Qual è la tua esperienza di lavoro sociale? Come è cambiato? P.I.P.P.I. come ha agito?
Lavoro nel servizio sociale dal 2008, prima presso il comune di Casal di Principe e di Castelvolturno nel casertano, poi sono arrivata a Napoli nel 2010. Quindi adesso sono 15 anni. Abbiamo fatto dei grandi passi avanti. Nel 2010 non c’era un servizio strutturato per le famiglie: i Poli Territoriali per le Famiglie sono nati nel 2016. Quando sono arrivata c’era già un’annualità, proprio P.I.P.P.I.1, poi la seconda non è stata fatta e io sono diventata il coach referente territoriale di P.I.P.P.I.3; nel 2013-2014 abbiamo fatto P.I.P.P.I.3, 4 e 5. In seguito abbiamo deciso di uscire dalla sperimentazione, perché P.I.P.P.I. allora era ancora una sperimentazione e non era LEPS. Dicevamo che le sperimentazioni, soprattutto in un territorio tanto grande, hanno senso se tu sperimenti e poi provi a prendere le cose di quella sperimentazione e adattarle al tuo contesto territoriale. Da lì sono nati i Poli Territoriali per le Famiglie, in un avviso del 2016. Già nell’avviso pubblico abbiamo dichiarato che quello che stavamo costruendo nasceva dall’esperienza che avevamo maturato nel programma P.I.P.P.I. Oggi la strutturazione dei Poli ha diverse linee di azione, nel progetto in favore delle famiglie ci sono più dispositivi secondo la teoria ecologica di Bronfenbrenner, che abbiamo assunto e adattato da P.I.P.P.I. Facciamo P.I.P.P.I. “solo” in quattro quartieri, però quel modello è passato in tutta la città. L’idea di incardinare P.I.P.P.I. dentro un servizio stabile è un po’ la chiave di svolta. Quando siamo ritornati in P.I.P.P.I. in quanto LEPS, nelle implementazioni P.I.P.P.I.11, 12 e 13, noto, avendolo seguito dall’inizio di avere intorno un servizio strutturato. Adesso è molto più agevole, perché tu hai un servizio che si occupa di genitorialità e poi abbiamo alla base un modello comune. Certo abbiamo tanto ancora da migliorare!
Qual è il passo che aspireresti a fare, a far fare i servizi?
Sicuramente c’è il lavorare di più su quest’ottica di operatore di comunità che ci ha molto affascinato. Uno dei problemi è l’ingaggio, tra famiglie P.I.P.P.I. e famiglie non P.I.P.P.I.; è molto difficile dire alle famiglie: adesso tu però mi firmi questo consenso perché devi aderire al programma nazionale. Molti ci riferiscono che poi la famiglia va sul web, scrive P.I.P.P.I., legge: “prevenzione dell’istituzionalizzazione” e ritorna spaventata.
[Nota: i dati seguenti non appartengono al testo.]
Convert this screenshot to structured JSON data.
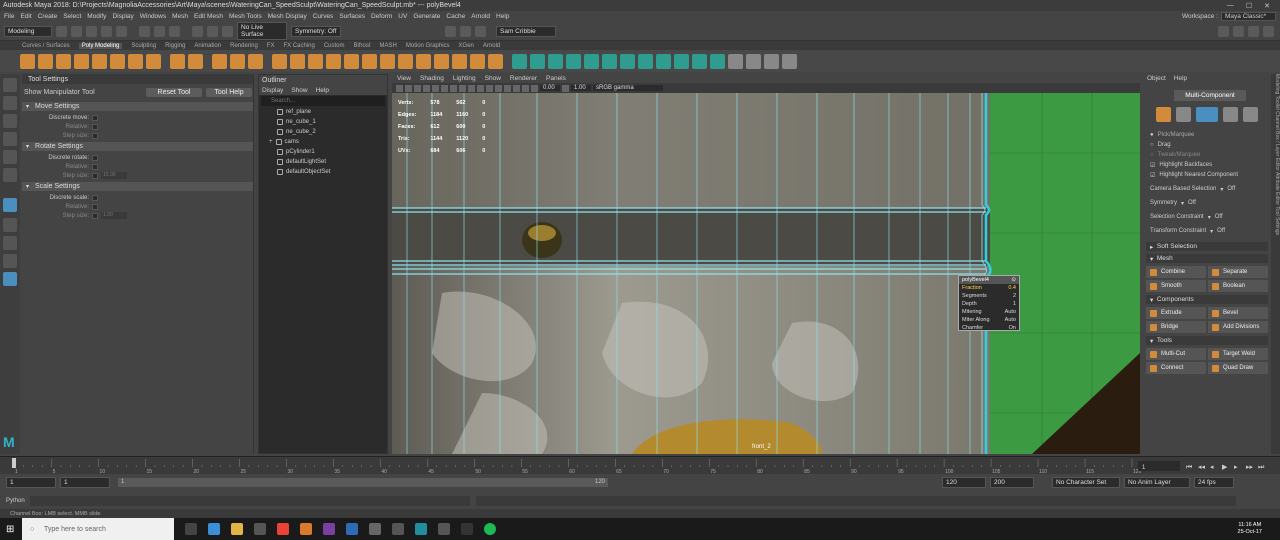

Mentre penso che la figura dell’educatore di condominio possa in qualche modo aiutarci a lavorare nel contesto territoriale, nel contesto comunitario.
Un altro passo da fare è anche il rapporto con la scuola. Ci abbiamo provato, ma i pochi insegnanti, i pochi referenti scolastici che abbiamo in P.I.P.P.I., li abbiamo non perché la scuola si è resa collaborativa, ma perché abbiamo trovato delle persone sensibili nella gestione dell’intervento. Ci piacerebbe provare a rendere anche quella una linea più strutturata e confidiamo molto in questo lavoro che stiamo facendo adesso con i servizi educativi perché finalmente l’area welfare e l’area dei servizi educativi del Comune di Napoli si sono parlati e stiamo lavorando sull’idea di che cosa vuol dire fare educazione nei diversi contesti. Per esempio: come fa educazione un centro diurno, un laboratorio di educativa territoriale, un polo per le famiglie, gli operatori di P.I.P.P.I. e come devono però collaborare tra di loro.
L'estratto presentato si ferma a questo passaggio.